You're viewing as a guest. Sign in to save progress and pick up where you left off.
Step 1 of 7~12 min read~58 min left

The Problem with Clocks

Henri Bergson's single most important insight, that our ordinary picture of time is a spatial illusion, and that real time is something radically different.

Here is a small but consequential philosophical disaster that happens every time you look at a clock.

You see a face divided into segments, with hands pointing at positions. The clock shows you time as space: a line (or circle) on which moments are laid out side by side, each one distinct, each one occupying its own position like beads on a string. Past moments are behind you on the string. Future moments are ahead. The present is the bead you are currently touching.

This picture is so familiar that it feels like a description of what time actually is. But Henri Bergson (1859-1941) spent his career arguing, with great precision and eloquence, that this picture is a fundamental philosophical mistake. The clock does not show you time. It shows you the spatialization of time: a translation of time into space that is useful for coordination and measurement but that systematically distorts what time actually is when you experience it.

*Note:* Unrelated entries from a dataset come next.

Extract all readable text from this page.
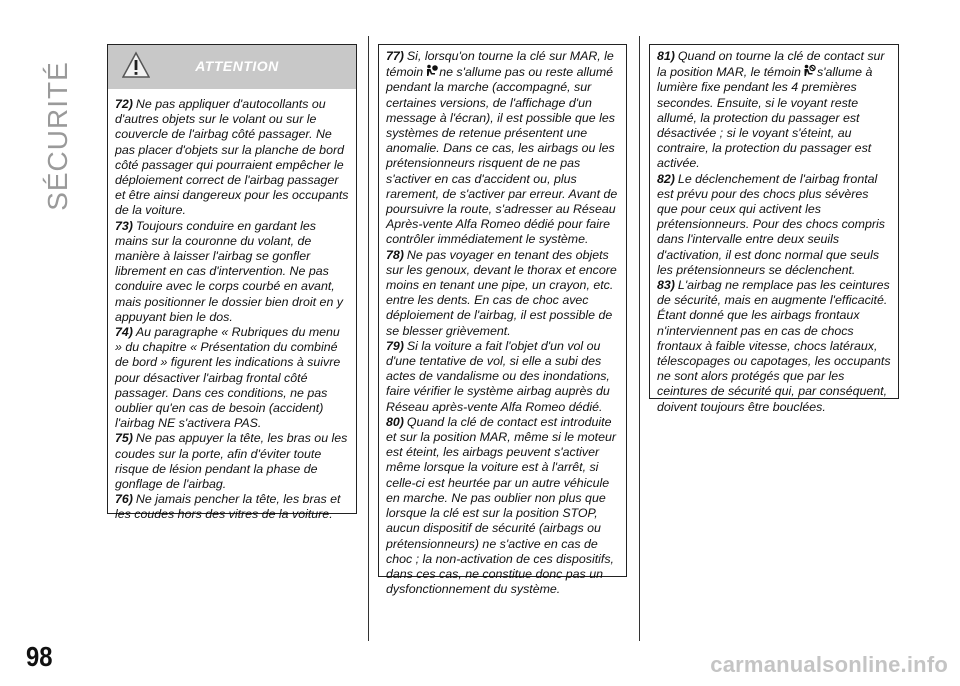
SÉCURITÉ	ATTENTION

72) Ne pas appliquer d'autocollants ou d'autres objets sur le volant ou sur le couvercle de l'airbag côté passager. Ne pas placer d'objets sur la planche de bord côté passager qui pourraient empêcher le déploiement correct de l'airbag passager et être ainsi dangereux pour les occupants de la voiture.

73) Toujours conduire en gardant les mains sur la couronne du volant, de manière à laisser l'airbag se gonfler librement en cas d'intervention. Ne pas conduire avec le corps courbé en avant, mais positionner le dossier bien droit en y appuyant bien le dos.

74) Au paragraphe « Rubriques du menu » du chapitre « Présentation du combiné de bord » figurent les indications à suivre pour désactiver l'airbag frontal côté passager. Dans ces conditions, ne pas oublier qu'en cas de besoin (accident) l'airbag NE s'activera PAS.

75) Ne pas appuyer la tête, les bras ou les coudes sur la porte, afin d'éviter toute risque de lésion pendant la phase de gonflage de l'airbag.

76) Ne jamais pencher la tête, les bras et les coudes hors des vitres de la voiture.

77) Si, lorsqu'on tourne la clé sur MAR, le témoin ne s'allume pas ou reste allumé pendant la marche (accompagné, sur certaines versions, de l'affichage d'un message à l'écran), il est possible que les systèmes de retenue présentent une anomalie. Dans ce cas, les airbags ou les prétensionneurs risquent de ne pas s'activer en cas d'accident ou, plus rarement, de s'activer par erreur. Avant de poursuivre la route, s'adresser au Réseau Après-vente Alfa Romeo dédié pour faire contrôler immédiatement le système.

78) Ne pas voyager en tenant des objets sur les genoux, devant le thorax et encore moins en tenant une pipe, un crayon, etc. entre les dents. En cas de choc avec déploiement de l'airbag, il est possible de se blesser grièvement.

79) Si la voiture a fait l'objet d'un vol ou d'une tentative de vol, si elle a subi des actes de vandalisme ou des inondations, faire vérifier le système airbag auprès du Réseau après-vente Alfa Romeo dédié.

80) Quand la clé de contact est introduite et sur la position MAR, même si le moteur est éteint, les airbags peuvent s'activer même lorsque la voiture est à l'arrêt, si celle-ci est heurtée par un autre véhicule en marche. Ne pas oublier non plus que lorsque la clé est sur la position STOP, aucun dispositif de sécurité (airbags ou prétensionneurs) ne s'active en cas de choc ; la non-activation de ces dispositifs, dans ces cas, ne constitue donc pas un dysfonctionnement du système.

81) Quand on tourne la clé de contact sur la position MAR, le témoin s'allume à lumière fixe pendant les 4 premières secondes. Ensuite, si le voyant reste allumé, la protection du passager est désactivée ; si le voyant s'éteint, au contraire, la protection du passager est activée.

82) Le déclenchement de l'airbag frontal est prévu pour des chocs plus sévères que pour ceux qui activent les prétensionneurs. Pour des chocs compris dans l'intervalle entre deux seuils d'activation, il est donc normal que seuls les prétensionneurs se déclenchent.

83) L'airbag ne remplace pas les ceintures de sécurité, mais en augmente l'efficacité. Étant donné que les airbags frontaux n'interviennent pas en cas de chocs frontaux à faible vitesse, chocs latéraux, télescopages ou capotages, les occupants ne sont alors protégés que par les ceintures de sécurité qui, par conséquent, doivent toujours être bouclées.

98	carmanualsonline.info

Bergson's alternative: real time is duration (durée). And duration is nothing like a spatial line. When you experience time passing, you do not experience a sequence of distinct, separate moments laid out side by side. You experience a continuous flow in which past, present, and anticipation of future are all interpenetrating, all present at once in a kind of living whole. Think of listening to a melody. You hear it as a melody not because you separately register each note and then add them up. You hear it because the notes flow into each other, each one carrying the memory of what came before and the anticipation of what comes next, all of it present simultaneously as a single moving experience. The melody is duration. If you try to analyze it by isolating each note as a discrete spatial point, the melody disappears and you have nothing but a series of sounds.

This is Bergson's master argument: whenever we try to understand time by translating it into spatial terms, we destroy the very thing we were trying to understand. We end up analyzing a static snapshot rather than the living movement. And this has consequences far beyond philosophy of time. It distorts our understanding of consciousness, of memory, of evolution, of life itself.

Bergson was among the most celebrated intellectuals of the early 20th century, though his reputation declined sharply in mid-century and has only recently begun to recover. William James called him the most important philosopher since Kant. His books sold in the hundreds of thousands. He won the Nobel Prize in Literature in 1927. And then analytic philosophy, logical positivism, and the linguistic turn largely sidelined him as too literary, too intuition-based, not sufficiently rigorous. The rehabilitation of Bergson in contemporary philosophy of mind, biology, and time has been gradual but genuine, driven partly by the recognition that his critique of spatialized time is philosophically serious and scientifically relevant.

Source:Bergson, Time and Free Will (1889); Matter and Memory (1896); Creative Evolution (1907); Deleuze, Bergsonism (1966); SEP 'Henri Bergson'

Quick reflection

Try this right now. Without looking at a clock, estimate how long you have been reading this. Now think about what you were actually doing when you made that estimate. Did you count discrete units? Or did you somehow sense the whole of the time that had passed as a kind of felt weight or quality? What does that process tell you about how you actually experience time, as opposed to how you measure it?